Une hausse de Discovery est normale lors d’un lancement ou d’une migration, lorsque Google trouve les nouvelles URL. Elle devient problématique si elle provient de paramètres ou d’un espace infini : le budget part alors vers des déchets. Un mélange dominé par Refresh est normal pour un site établi qui publie peu. Comparez toujours à votre propre référence et aux changements connus, jamais à un ratio prétendument idéal.

État de l’hôte : le bloc le plus exploitable

L’état de l’hôte résume les problèmes de disponibilité rencontrés par Google, selon trois contrôles : récupération de robots.txt, résolution DNS et connectivité du serveur. Un état rouge est l’un des signaux les plus exploitables : pendant cette période, Google a généralement été bloqué ou limité au niveau de l’infrastructure avant d’atteindre le contenu. Il s’agit toutefois d’une alerte agrégée, pas de la preuve que toutes les URL ont été touchées ni que le problème persiste. Consultez la chronologie et vérifiez l’état actuel par une récupération en direct, l’inspection d’URL ou les journaux. Malgré cette nuance, enquêtez d’abord sur tout état rouge.

Interpréter les hausses et les baisses

Le mécanisme essentiel est une boucle de rétroaction : le comportement du serveur influe sur le volume exploré par Google. Si le site répond rapidement et de façon fiable, la capacité peut augmenter ; s’il ralentit ou renvoie des erreurs serveur, elle diminue. Ainsi :

  • Hausse du temps de réponse → baisse possible de la capacité → moins d’exploration.
  • Vague de 5xx → baisse de la capacité → moins d’exploration ; si elle dure, elle peut fortement vous limiter.
  • robots.txt indisponible → s’il le reste, Google suspend prudemment l’exploration.

Rien de cela n’est une pénalité de classement. Le préjudice est indirect : une page non explorée et non indexée ne peut pas se classer, mais une exploration supplémentaire ne la fait pas mieux classer. Le budget d’exploration décrit entièrement cette interaction entre capacité et demande.

Statistiques sur l’exploration ou journaux serveur

Le rapport est ce que GSC offre de plus proche des journaux, mais ses limites comptent :

Rapport Statistiques sur l’explorationJournaux serveur
PérimètreRobots de Google uniquementTous les robots et utilisateurs
GranularitéAgrégée ; certaines requêtes peuvent manquerChaque requête individuelle
ConservationEnviron 90 joursSelon votre politique
Détail par URLNonOui
CoûtGratuit dans GSCStockage et travail d’analyse

Lorsque le rapport ne suffit plus — détail par URL, robots autres que Google ou historique plus long — passez à l’analyse des journaux. Statistiques sur l’exploration indique qu’un problème existe ; les journaux montrent exactement où.

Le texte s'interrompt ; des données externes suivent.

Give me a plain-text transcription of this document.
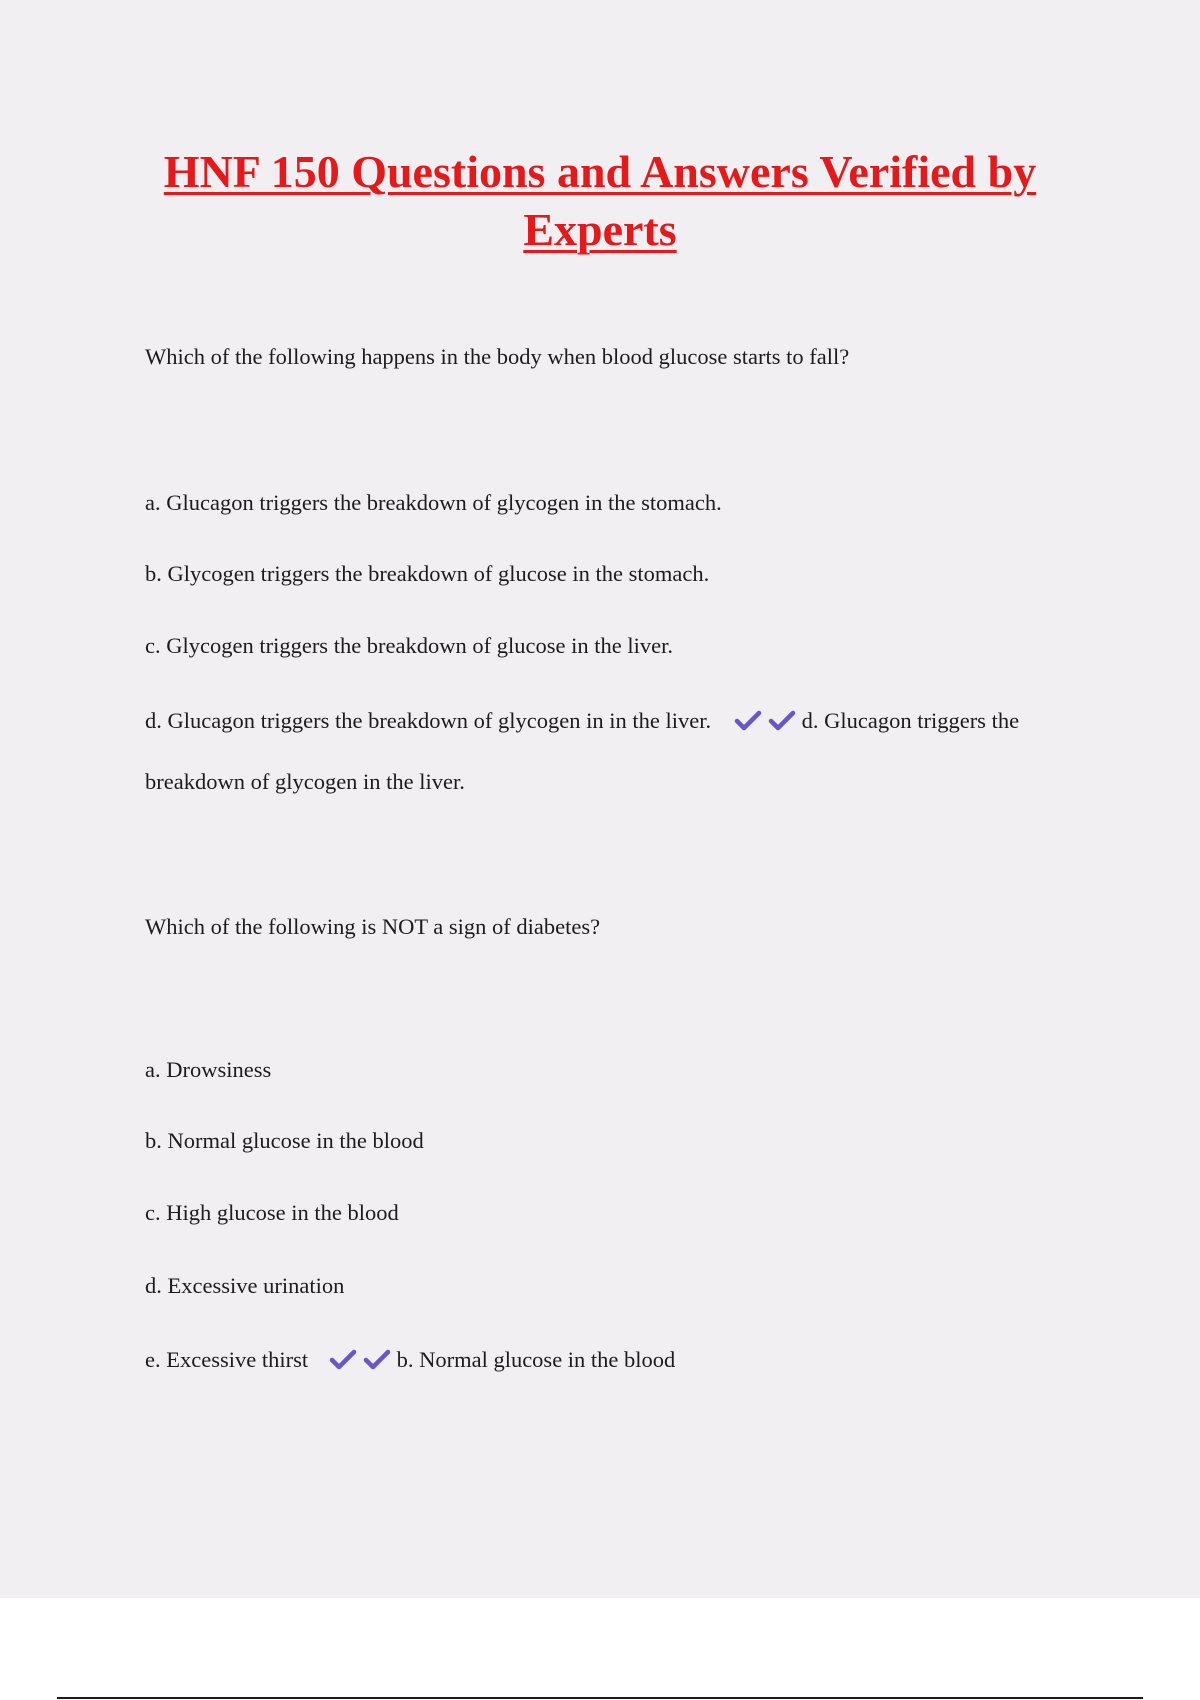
HNF 150 Questions and Answers Verified by Experts
Which of the following happens in the body when blood glucose starts to fall?
a. Glucagon triggers the breakdown of glycogen in the stomach.
b. Glycogen triggers the breakdown of glucose in the stomach.
c. Glycogen triggers the breakdown of glucose in the liver.
d. Glucagon triggers the breakdown of glycogen in in the liver.
	d. Glucagon triggers the
breakdown of glycogen in the liver.
Which of the following is NOT a sign of diabetes?
a. Drowsiness
b. Normal glucose in the blood
c. High glucose in the blood
d. Excessive urination
e. Excessive thirst
	b. Normal glucose in the blood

Relation avec le reste du processus

Le rapport montre l’exploration après coup. Pour la suite du processus, le rapport Indexation des pages est son complément : Statistiques sur l’exploration indique ce que Google a récupéré ; Indexation des pages, ce qui est entré dans l’index. L’état de l’hôte, intégré au rapport, reste le premier signal d’infrastructure à examiner.